The derangement of prices, their local differences and fluctuations, produced wild speculation in the South. Normal business was almost impossible, and the gambling element was forced into every transaction. Speculation in gold was especially pronounced. Legislation and popular feeling were aimed at it, but without avail. Even the government itself was compelled to speculate in gold. Speculation in food and other articles was equally inevitable and was much decried. Laws were formed to curb the speculators, but had no effect.

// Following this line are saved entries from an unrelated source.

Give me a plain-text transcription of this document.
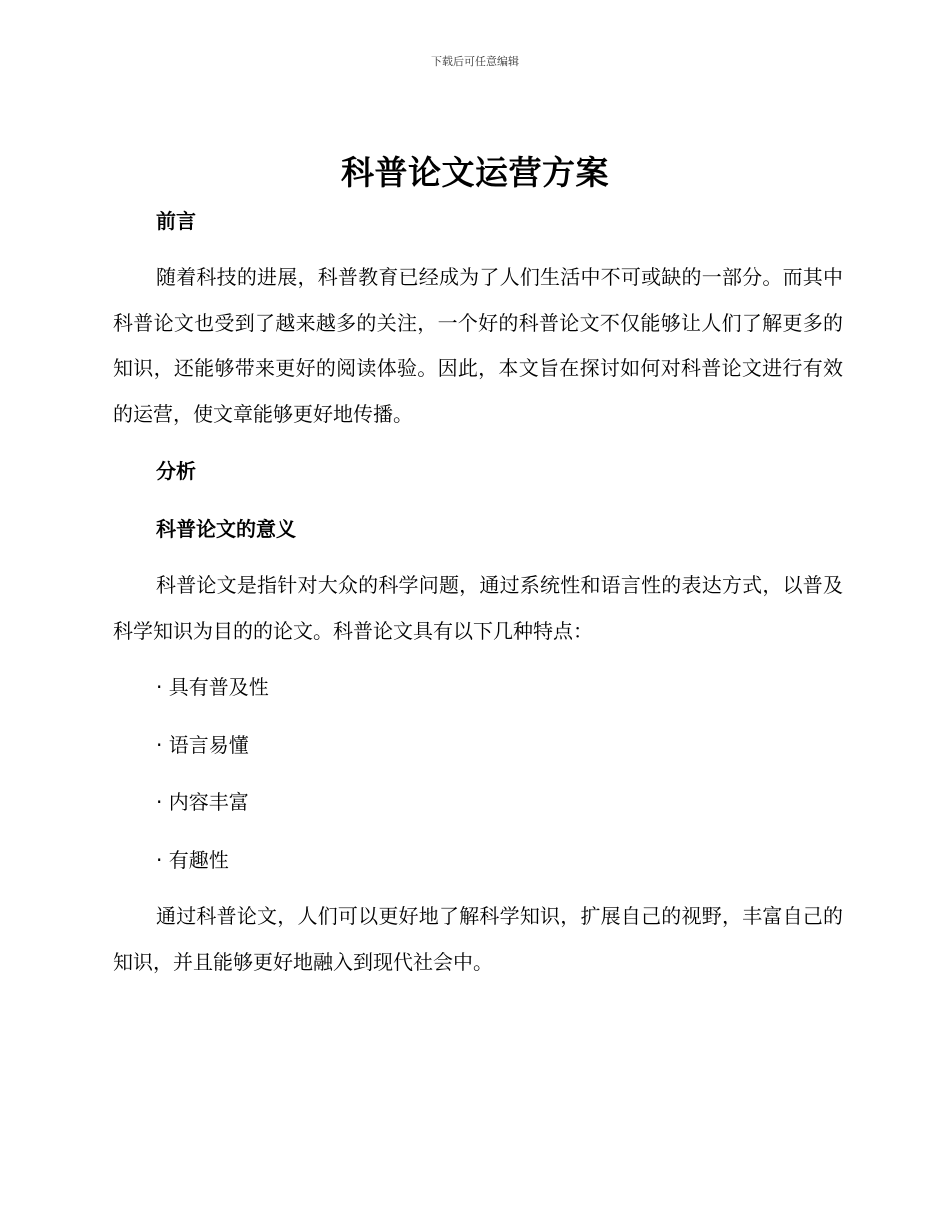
下载后可任意编辑
科普论文运营方案
前言

随着科技的进展，科普教育已经成为了人们生活中不可或缺的一部分。而其中科普论文也受到了越来越多的关注，一个好的科普论文不仅能够让人们了解更多的知识，还能够带来更好的阅读体验。因此，本文旨在探讨如何对科普论文进行有效的运营，使文章能够更好地传播。

分析
科普论文的意义

科普论文是指针对大众的科学问题，通过系统性和语言性的表达方式，以普及科学知识为目的的论文。科普论文具有以下几种特点：

· 具有普及性
· 语言易懂
· 内容丰富
· 有趣性

通过科普论文，人们可以更好地了解科学知识，扩展自己的视野，丰富自己的知识，并且能够更好地融入到现代社会中。
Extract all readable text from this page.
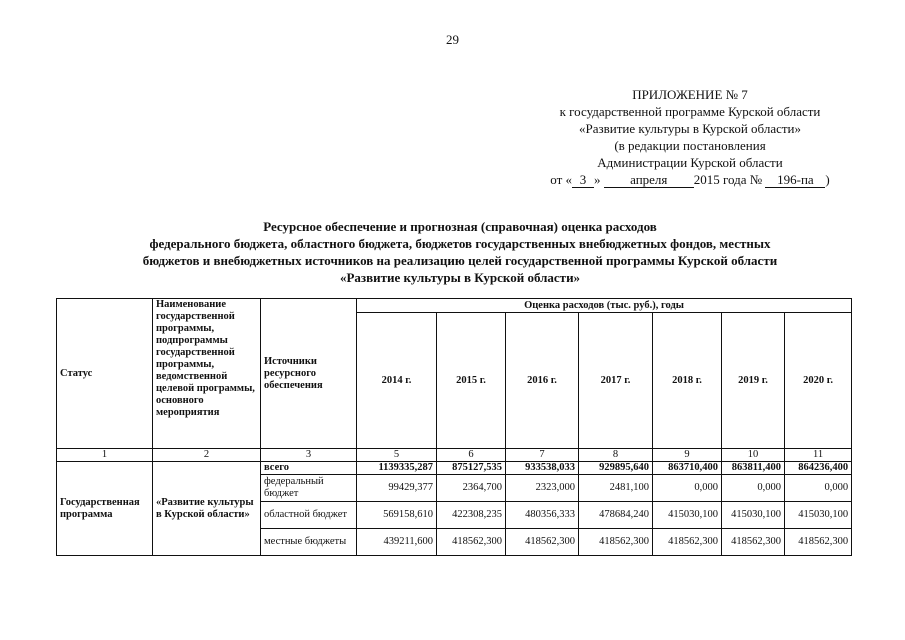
29
ПРИЛОЖЕНИЕ № 7
к государственной программе Курской области
«Развитие культуры в Курской области»
(в редакции постановления
Администрации Курской области
от « 3 » апреля 2015 года № 196-па )
Ресурсное обеспечение и прогнозная (справочная) оценка расходов
федерального бюджета, областного бюджета, бюджетов государственных внебюджетных фондов, местных
бюджетов и внебюджетных источников на реализацию целей государственной программы Курской области
«Развитие культуры в Курской области»
Статус	Наименование государственной программы, подпрограммы государственной программы, ведомственной целевой программы, основного мероприятия	Источники ресурсного обеспечения	Оценка расходов (тыс. руб.), годы						
			2014 г.	2015 г.	2016 г.	2017 г.	2018 г.	2019 г.	2020 г.
1	2	3	5	6	7	8	9	10	11
Государственная программа	«Развитие культуры в Курской области»	всего	1139335,287	875127,535	933538,033	929895,640	863710,400	863811,400	864236,400
		федеральный бюджет	99429,377	2364,700	2323,000	2481,100	0,000	0,000	0,000
		областной бюджет	569158,610	422308,235	480356,333	478684,240	415030,100	415030,100	415030,100
		местные бюджеты	439211,600	418562,300	418562,300	418562,300	418562,300	418562,300	418562,300
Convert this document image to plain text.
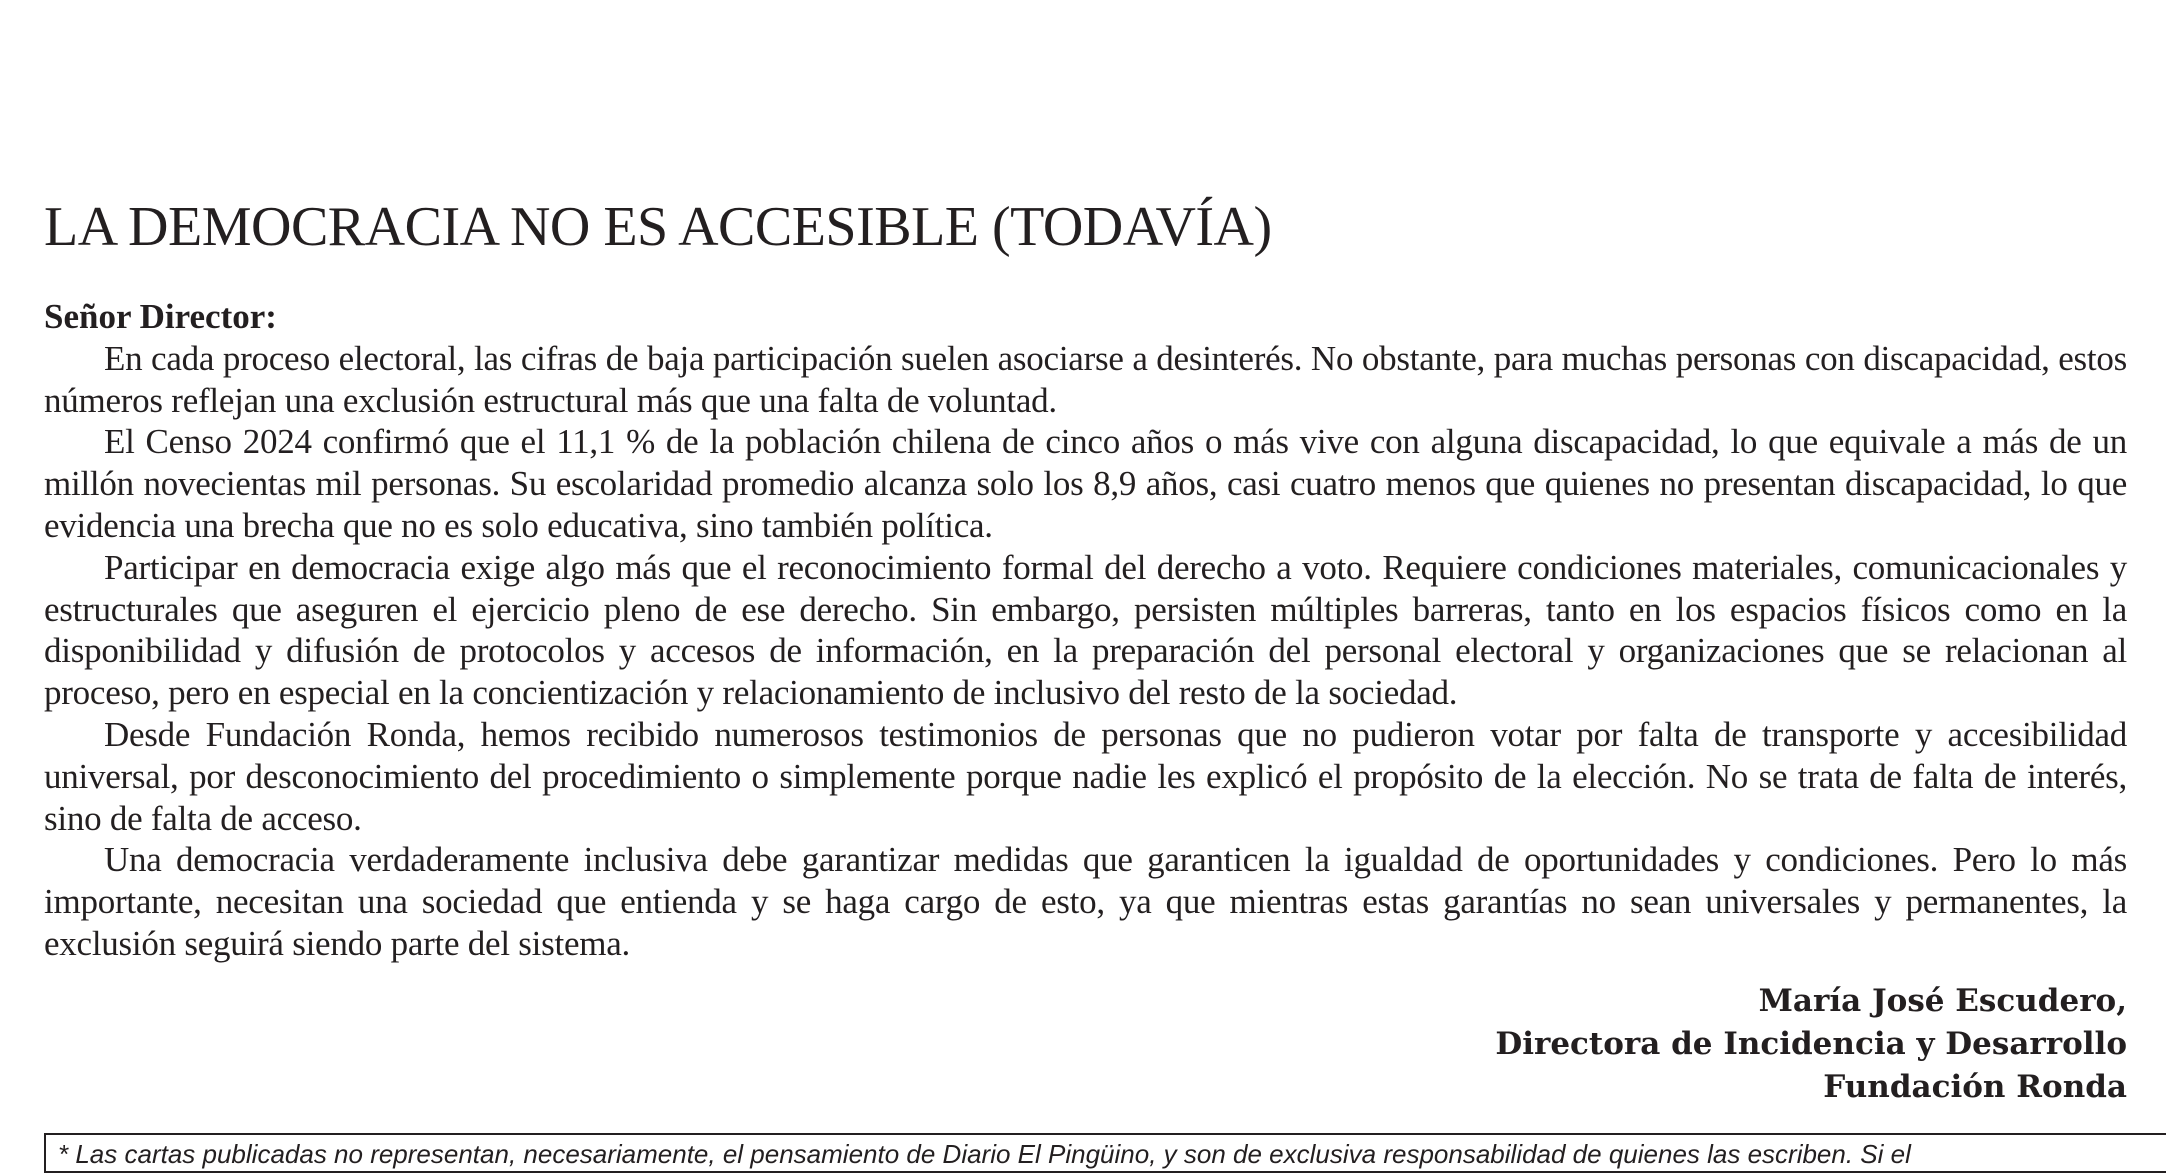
LA DEMOCRACIA NO ES ACCESIBLE (TODAVÍA)

Señor Director:

En cada proceso electoral, las cifras de baja participación suelen asociarse a desinterés. No obstante, para muchas personas con discapacidad, estos números reflejan una exclusión estructural más que una falta de voluntad.

El Censo 2024 confirmó que el 11,1 % de la población chilena de cinco años o más vive con alguna discapacidad, lo que equivale a más de un millón novecientas mil personas. Su escolaridad promedio alcanza solo los 8,9 años, casi cuatro menos que quienes no presentan discapacidad, lo que evidencia una brecha que no es solo educativa, sino también política.

Participar en democracia exige algo más que el reconocimiento formal del derecho a voto. Requiere condiciones materiales, comunicacionales y estructurales que aseguren el ejercicio pleno de ese derecho. Sin embargo, persisten múltiples barreras, tanto en los espacios físicos como en la disponibilidad y difusión de protocolos y accesos de información, en la preparación del personal electoral y organizaciones que se relacionan al proceso, pero en especial en la concientización y relacionamiento de inclusivo del resto de la sociedad.

Desde Fundación Ronda, hemos recibido numerosos testimonios de personas que no pudieron votar por falta de transporte y accesibilidad universal, por desconocimiento del procedimiento o simplemente porque nadie les explicó el propósito de la elección. No se trata de falta de interés, sino de falta de acceso.

Una democracia verdaderamente inclusiva debe garantizar medidas que garanticen la igualdad de oportunidades y condiciones. Pero lo más importante, necesitan una sociedad que entienda y se haga cargo de esto, ya que mientras estas garantías no sean universales y permanentes, la exclusión seguirá siendo parte del sistema.

María José Escudero,
Directora de Incidencia y Desarrollo
Fundación Ronda
* Las cartas publicadas no representan, necesariamente, el pensamiento de Diario El Pingüino, y son de exclusiva responsabilidad de quienes las escriben. Si el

The policy of the Southern banks during the war encouraged speculation. The New Orleans banks had been well managed, and remained solvent until September 1861. The banks of the other states suspended specie payments at the end of 1862, and thereafter enlarged their note issue and their loans, thereby adding to the general redundancy of the currency and stimulating the prevalent speculative craze. They did a large business by speculating in cotton, making advances to the planters on the basis of their crops. The state governments also used their note issues for this purpose, the planters urgently demanding relief as their cotton could not reach a market. The Confederate government also made advances on Cotton and secured large quantities by purchase, to serve as the basis of cotton bonds. The rise of prices reflecting the redundancy of the currency was no advantage to the producer.
Frequent efforts were made by legislation and otherwise to reduce the prices demanded especially by the agriculturists. As a result, the production of food products fell off, at least the agriculturists did not bring their products to market for fear of being forced to sell then at a loss. Supplies for the army were obtained by impressment, the price to be paid for them being arbitrarily fixed at a tow figure. As a result, the army administration found it almost impossible to induce producers of food willingly to turn over their products, and the army suffered from want. Under the confused industrial circumstances the sufferings of the debtor class were loudly asserted, and laws were passed to relieve them of their burdens, making the collection of debts difficult or impossible. The debts of Southerners to Northerners contracted before the war were confiscated by the Confederate government, but did not amount to a large figure.